Chapter 10

Bermuda

Hour upon mind-numbing hour Suz had scrolled through the evidence of her father’s destructions. Records of troop decimations had left data holes like uncovered manholes in the street, you’re walking along just fine and then suddenly, nothing. Whoosh! You’re gone and that’s the last anyone hears of you.

It was easy to select for all the places where data had dropped abruptly to zero in a home or business. It was harder to pick out the ones that were the actions of her father’s WEC troops and his campaign to cleanse the human race. People moved. Businesses failed. The WEC murdered. All three left the same footprint in the world of data.

Maybe she should give up this plan, but it was the only one she’d come up with so far. Find someone that her father hadn’t completely destroyed, and help them out. Place quiet, careful patches upon a society that was being torn and shredded from within by her rabid parent.

Suz stopped. Had she just missed something? Scrolling upward through the data revealed over a decade of increasing activity and then three to four years of flatline. No data. But there’d been a break in the pattern. She’d simply missed it in the downward scroll.

There. A tiny blip, but a blip nonetheless. After two years of zero activity, there was a small surge of data. She called up the detail. A small ecological station in the South American rainforest. Biological journals were being viewed at a surprising rate by a single user.

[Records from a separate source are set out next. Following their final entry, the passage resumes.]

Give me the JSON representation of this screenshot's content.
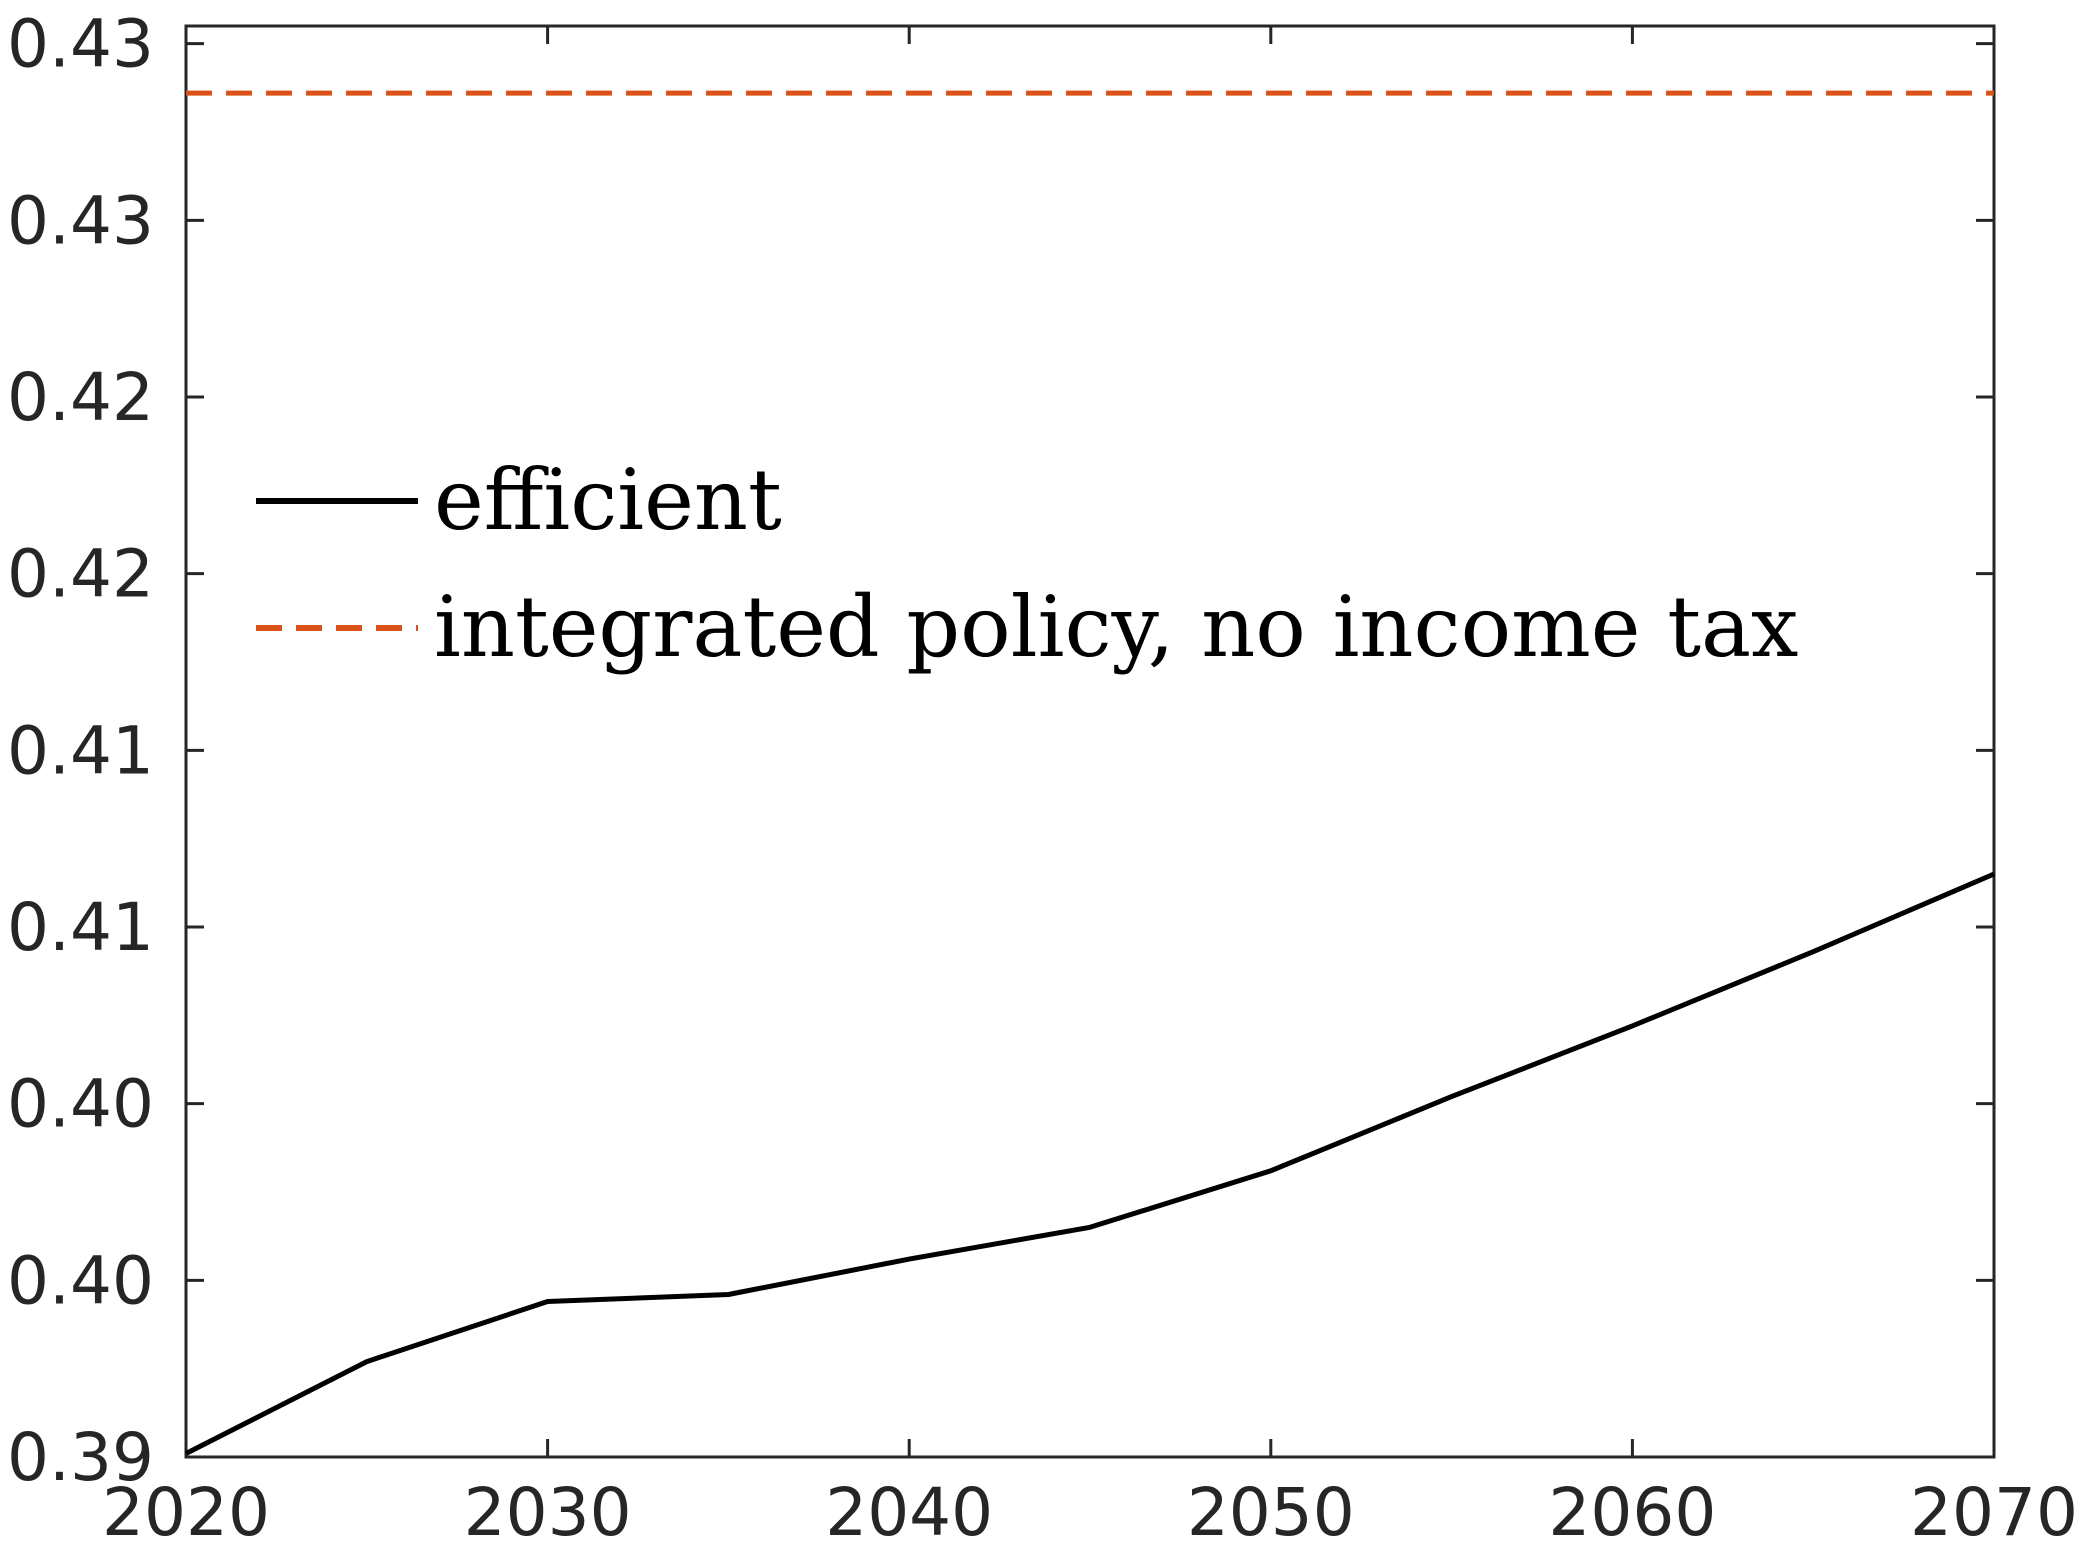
{
  "chart_data": {
    "type": "line",
    "title": "",
    "xlabel": "",
    "ylabel": "",
    "xlim": [
      2020,
      2070
    ],
    "ylim": [
      0.3925,
      0.433
    ],
    "x_ticks": [
      2020,
      2030,
      2040,
      2050,
      2060,
      2070
    ],
    "x_tick_labels": [
      "2020",
      "2030",
      "2040",
      "2050",
      "2060",
      "2070"
    ],
    "y_ticks": [
      0.3925,
      0.3975,
      0.4025,
      0.4075,
      0.4125,
      0.4175,
      0.4225,
      0.4275,
      0.4325
    ],
    "y_tick_labels": [
      "0.39",
      "0.40",
      "0.40",
      "0.41",
      "0.41",
      "0.42",
      "0.42",
      "0.43",
      "0.43"
    ],
    "grid": false,
    "legend": "center-left",
    "series": [
      {
        "name": "efficient",
        "color": "#000000",
        "dash": "solid",
        "x": [
          2020,
          2025,
          2030,
          2035,
          2040,
          2045,
          2050,
          2055,
          2060,
          2065,
          2070
        ],
        "y": [
          0.3926,
          0.3952,
          0.3969,
          0.3971,
          0.3981,
          0.399,
          0.4006,
          0.4027,
          0.4047,
          0.4068,
          0.409
        ]
      },
      {
        "name": "integrated policy, no income tax",
        "color": "#D95319",
        "dash": "dashed",
        "x": [
          2020,
          2070
        ],
        "y": [
          0.4311,
          0.4311
        ]
      }
    ]
  }
}
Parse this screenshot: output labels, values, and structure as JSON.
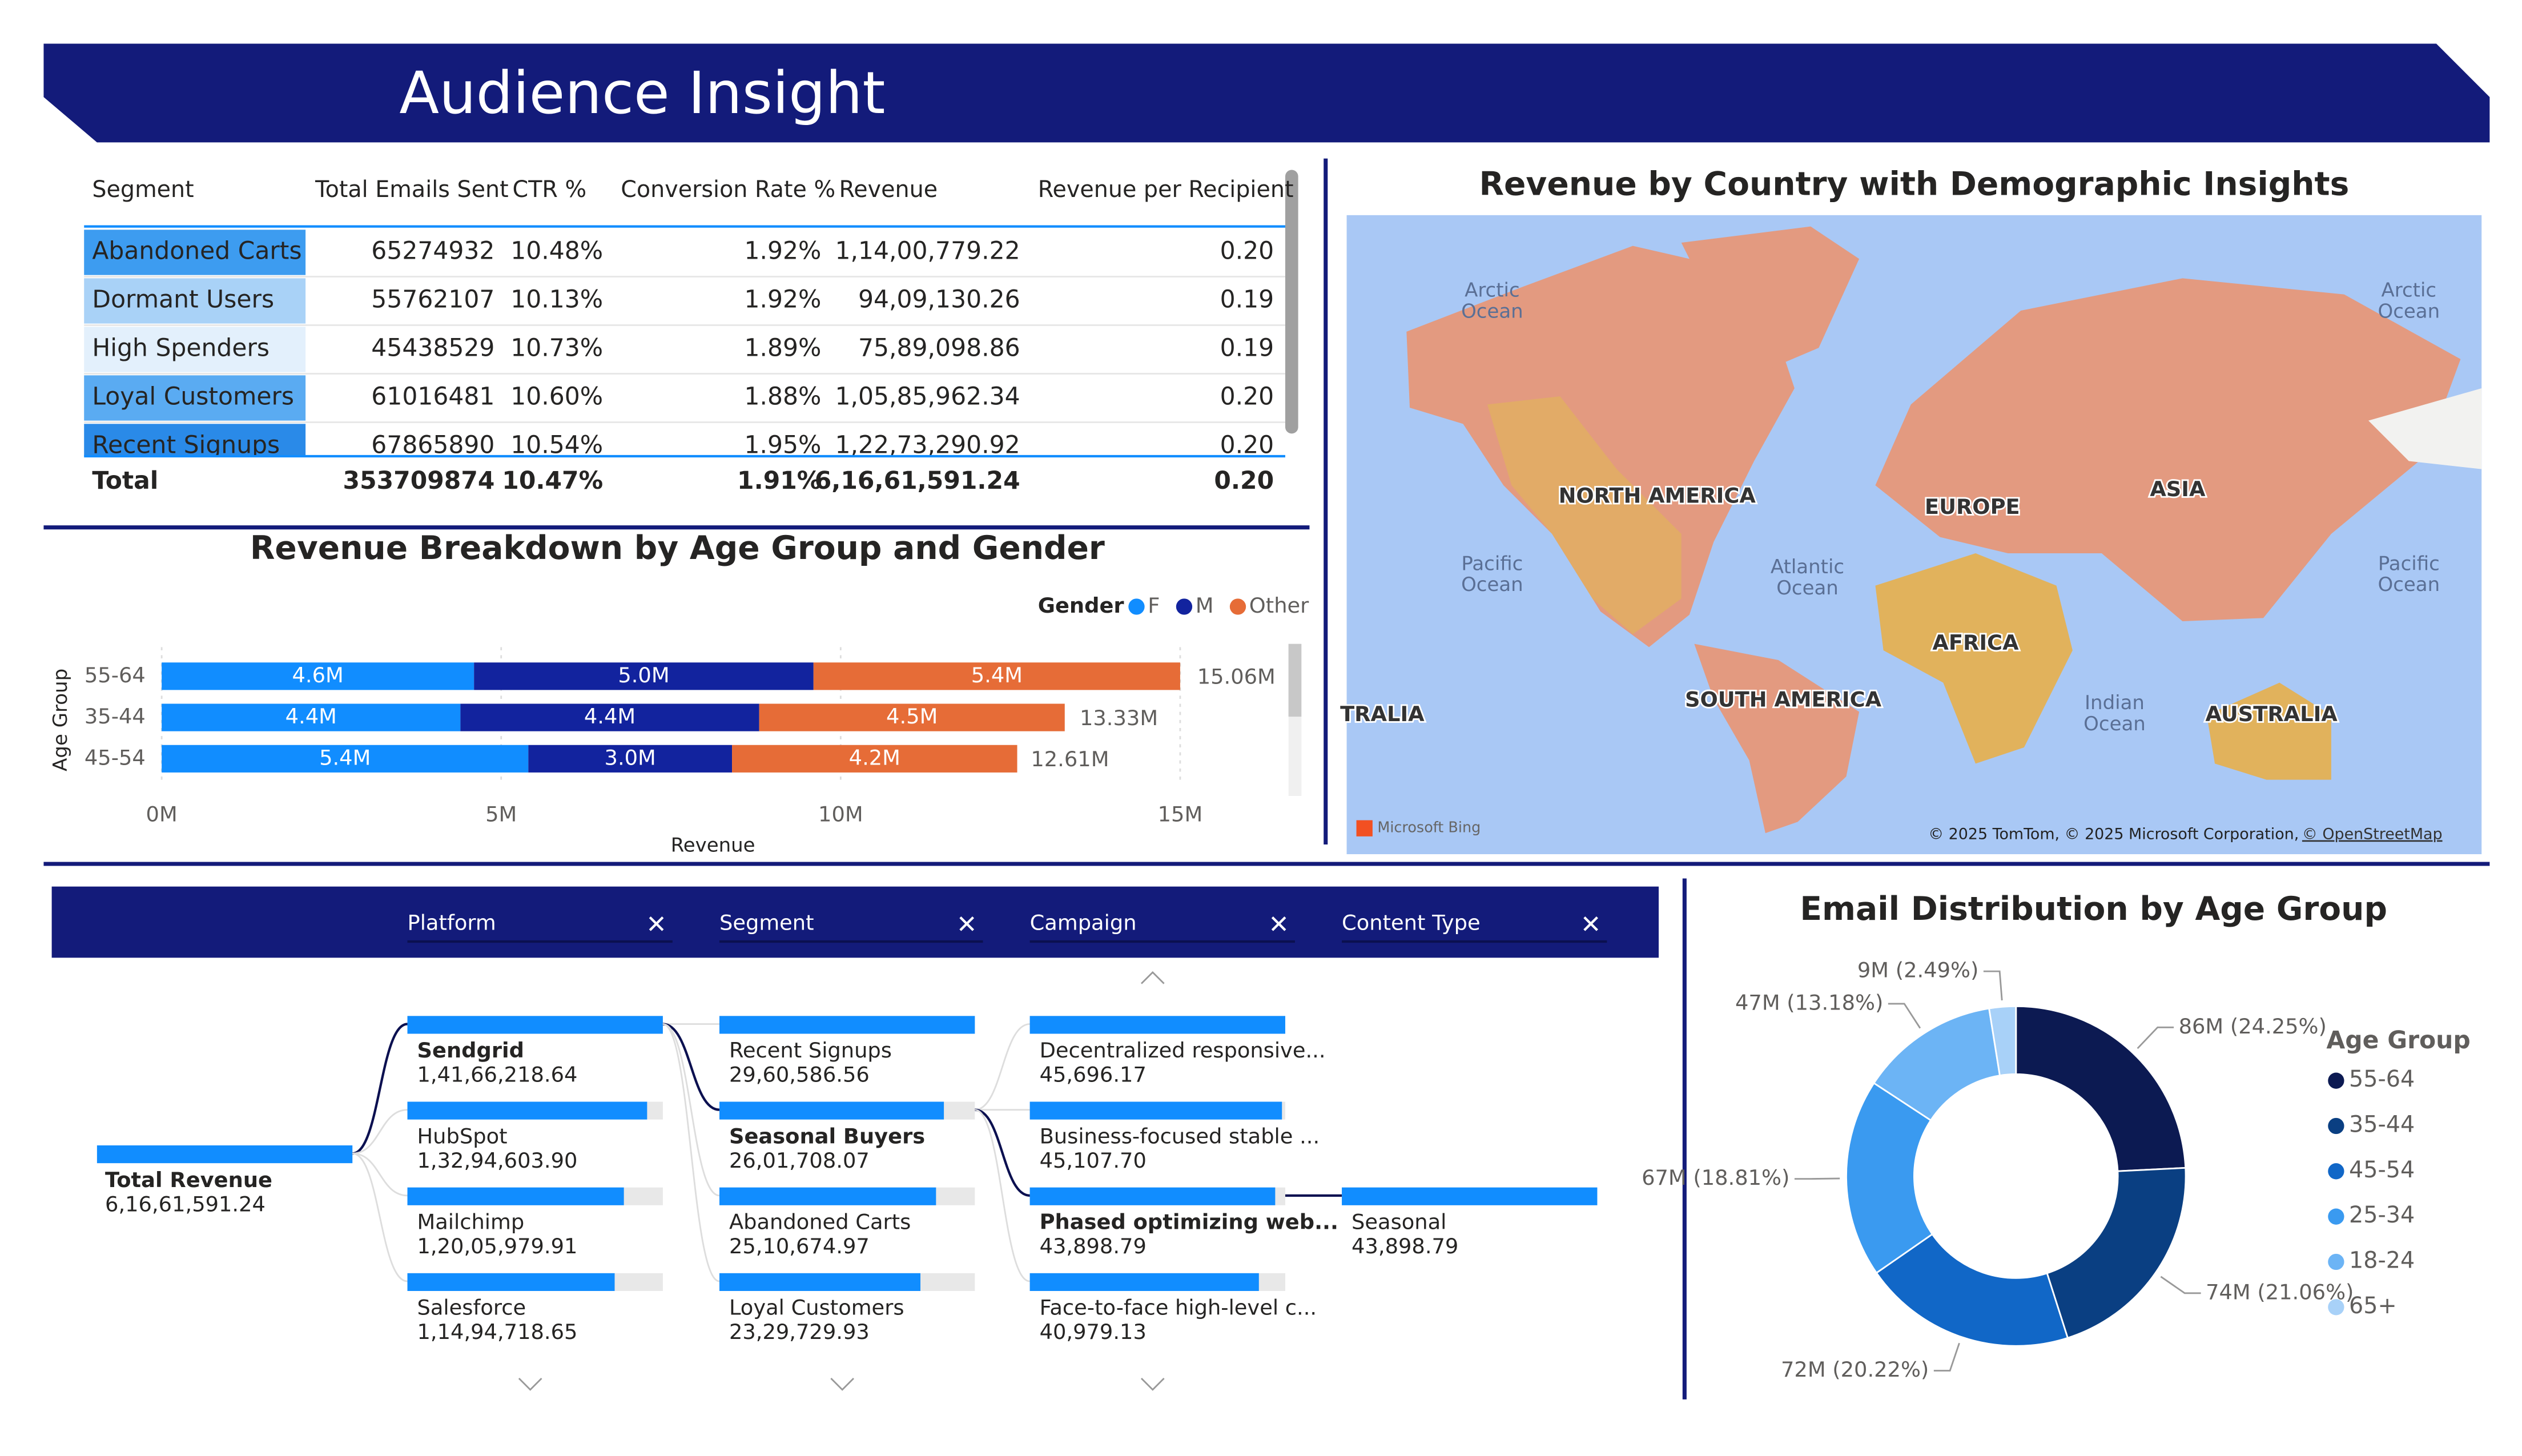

The detail on the user. According to the WEC’s databases, whoever the reader was, she’d been dead for two years. Jackpot. Someone had come back from the dead and was studying trophic relationships, whatever they were, from the center of the jungle.

The woman’s record noted that she resisted questioning during criminal investigation regarding an unregistered family member. Perhaps this wasn’t someone risen from the grave of the deep jungle. This could be the unregistered. It was hard to imagine anybody avoiding that particular requirement of modern society. Where had the unregistered been for two years without the need to access transport, credit, or communications? Of course, safe in the heart of the jungle.

Whoever this person was, she was a survivor. A fellow survivor. It was time Suz sent a little help her way. What did someone living alone in the jungle need? More titles flashed onto her screen: “Mid-story Abiotic Relationships of the Upper Amazon,” “Feeding Criteria of the Venezuelan Losie,” “Evolution of Lecythis.”

This unregistered survivor was continuing their research. Perhaps they needed a research assistant. It only took a half dozen searches to find the perfect person. A Minsk University biologist might find it odd to have his grant request changed from Ecuador to the Upper Orinoco River in Venezuela, but no grad student would turn down a grant. And Suzie’s soft heart wanted to send a young man to the woman of the jungle. Suz wondered if Robbie Enlara might have an interesting spring.